Ada aplikasi yang harus diisi. Nah, aplikasi ini yang simpang siur. Ada beberapa nama aplikasi yang disebut perlu diinstal guna pelacakan riwayat perjalanan dan seterusnya. Tapi aplikasi yang mana? Saya sempat browshing, salah satu berita menyebut aplikasi itu adalah PeduliLindungi.
Maka saya instal aplikasi ini serta mengisi form-formnya. Namun, setelah saya tiba di pintu keberangkatan bandara, petugas kesehatan bandara justru meminta menginstal aplikasi eHAC Indonesia. Terpaksa instal lagi aplikasi itu.
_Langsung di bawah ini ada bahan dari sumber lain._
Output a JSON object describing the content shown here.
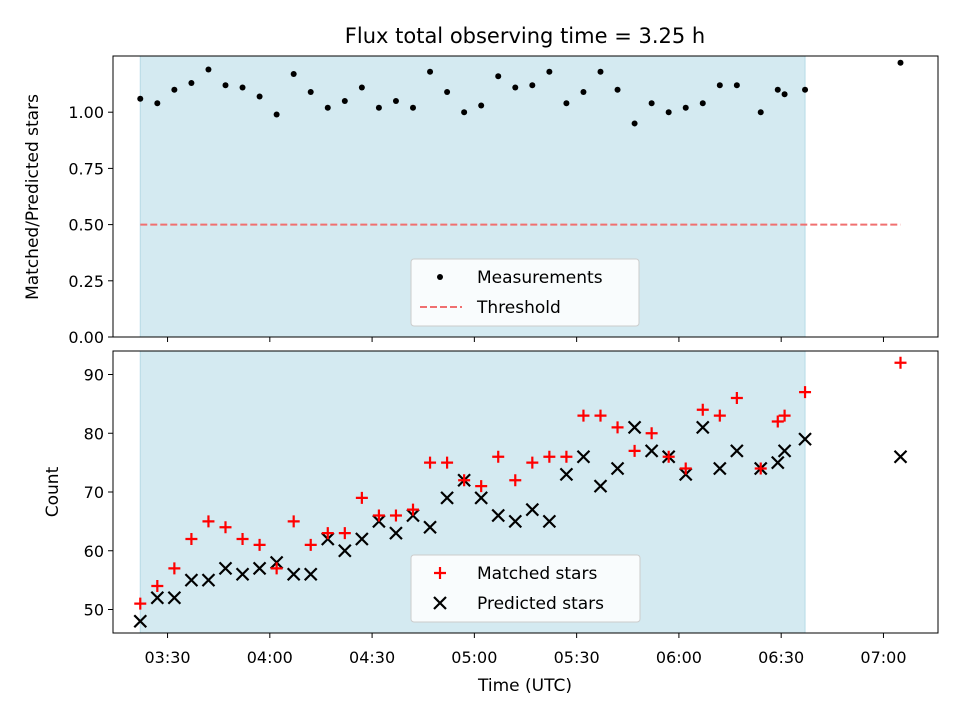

Lolos dari pemeriksaan kesehatan, masuk melalui pintu pindai bandara menuju konter maskapai penerbangan kita. Lagi-lagi diminta instal aplikasi untuk check-in, lalu keluar barcode. Barcode itu yang akan dipindai untuk pass masuk ke ruang tunggu keberangkatan, dua kali pemeriksaan.
Selama dalam perjalanan
Setelah duduk di ruang tunggu keberangkatan dan meletakan tas bawaan, saya merenung. Bagaimana jadinya jika penumpang yang melakukan perjalanan ini adalah orang tua atau orang dari kampung, mereka memakai handphone namun masih yang analog, bukan smartphone berbasis android.Â
Jangan lupa, populasi orang Indonesia yang memakai handphone memang sudah besar serta menjangkau pedesaan.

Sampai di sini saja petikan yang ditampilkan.